1.
20 января 2014 г. в 22:30
Спокойствие.
Тишина в пустом доме, жалость в глазах родных, слёзы в глазах матери — всё приводит тебя в ярость.
Ты хватаешь часы, стоящие на старом пошарпанном комоде, и скидываешь их на холодный пол. Тонкое прозрачное стекло разбивается на маленькие кусочки, словно вместе с этими часами разбивается твоё сердце. То слабое, хрупкое сердце, сшитое черными слабыми нитками.
Вздох, и нитка порвалась.
Шаг, и сердце остановилось.
Дни за днями, недели за неделями. А мир вокруг тебя тусклый, серый и совсем-совсем чёрный в отдалённых местах. Запах гнили уже впитался в твою грязную одежду, пыль просела на твоих когда-то ярко рыжих волосах.
Пульс остановился вместе с его пульсом.
На мгновение, на малейшую долю секунды, ты понимаешь, что мёртв, что лежишь в этой промёрзшей земле, накрытой белоснежным одеялом снега, вместе с ним, рядом, держа холодную синюю руку, и шепчешь, что счастлив снова оказаться вместе.
Вместе.
Они лишь притворяются. У них своё светлое розовое счастье, обмотанное крепкими нитями любви.

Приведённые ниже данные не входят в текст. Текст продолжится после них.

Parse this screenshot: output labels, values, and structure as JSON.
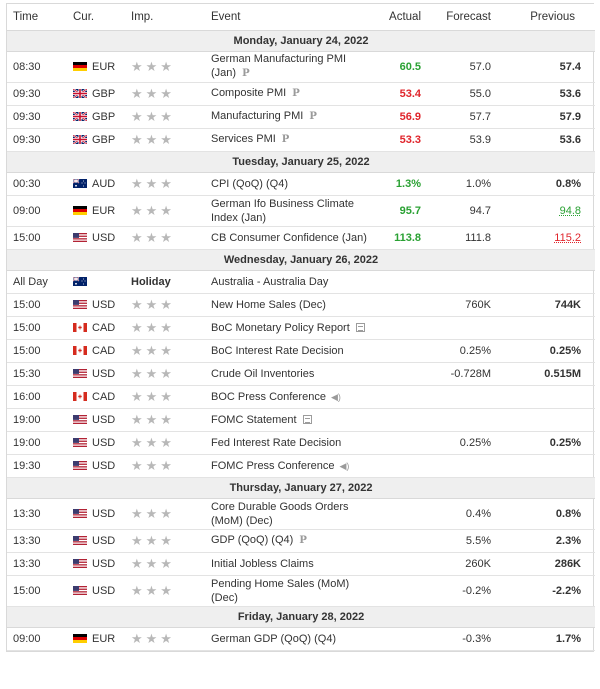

— Ну же, Джордж, улыбнись! — кричит Грейнджер в изнеможении, — Улыбнись, — уже шепчет сквозь слезы.
А ты сидишь и считаешь пыль в свете солнца.
Оба сидите на полу, на таком грязном, давно не мытом полу. Юбка у Грейнджер задралась слишком высоко, а волосы прилипли к сырой от слёз шее. Она снова хватает тебя за плечи своими тонкими цепкими пальчиками и резко с приглушенным вздохом, наполненным какой-то необъяснимой болью, притягивает к себе.
Рыдает, словно впервые. Захлебывается собственными слезами и шепчет, шепчет что-то на ухо. Да так горячо и невыносимо противно.
— Мне так стыдно. Во всём виновата я, — рыдает в плечо.
От неё пахнет цветами.
От неё пахнет весной.
Ты чувствуешь неудовлетворённое желание кого-нибудь оттолкнуть, наорать и прогнать к чертям из дома. Из вашего с Фредом дома. Но это же малышка Грейнджер.
Крикнешь — ещё сильнее будет реветь. Она не в том состоянии, чтобы читать лекции. Вот что делает война с людьми.
Война — слово с терпким вкусом огня на языке, с ощущением крови в лёгких, с сыростью на твоём плече.
Сжимаешь крепко кулаки, и раны вновь открываются, выпуская кровь наружу. Красно-алая жидкость стекает ей на светлую юбку, портя весь милый вид. И ты ухмыляешься гадко и мерзко, словно сделал что-то чересчур удачно-плохое.
Она отталкивается и хмурится, смотрит тебе на руки и дрожит от страха. Воспоминания о крови стучат у неё в голове, и она хватает тебя за руки и ведёт в ванну.
Запинается, падает.
Спокойствие искажает правду.
Она ревёт ещё сильнее, и тебя начинает уже раздражать весь этот спектакль.
К чёрту весь этот фарс, Грейнджер!
Вытирает слёзы ладошкой в твоей крови и хнычет от мысли о том, что испачкалась. Заходит в ванну и моет твои руки, нежно вытирает кровь, мягко проводит по ранам и зачарованно смотрит на тебя.
Ты пугаешься всего этого, резко отступаешь обратно и так некстати вспоминаешь Фреда.
Сердце пропускает болезненный удар, а кровь в голове булькает от переизбытка эмоций.
— Извини, — шепчет она своими обветренными губами и мнет юбку в том месте, где капнула кровь.
Переминается с ноги на ногу и ждёт ответа.
Ты виновата в том, что ломаешь себе жизнь, Грейнджер!
Виновата только ты.
Нервничает. Обстановка, мягко говоря, не дружелюбная, и это убивает вас обоих. Словно какой-то невидимый убийца накидывает удавку и душит, таща в глубокую чёрную бездну.
Бездну прошлого и настоящего.
Ты надеешься, что она видела свет, потому что никому нет дела до вас да и бездна настолько глубока, что нет никаких шансов выбраться из неё.
Она уходит, жалобно шепча слова извинения.
Ты виновата в том, что ломаешь себе жизнь, Грейнджер!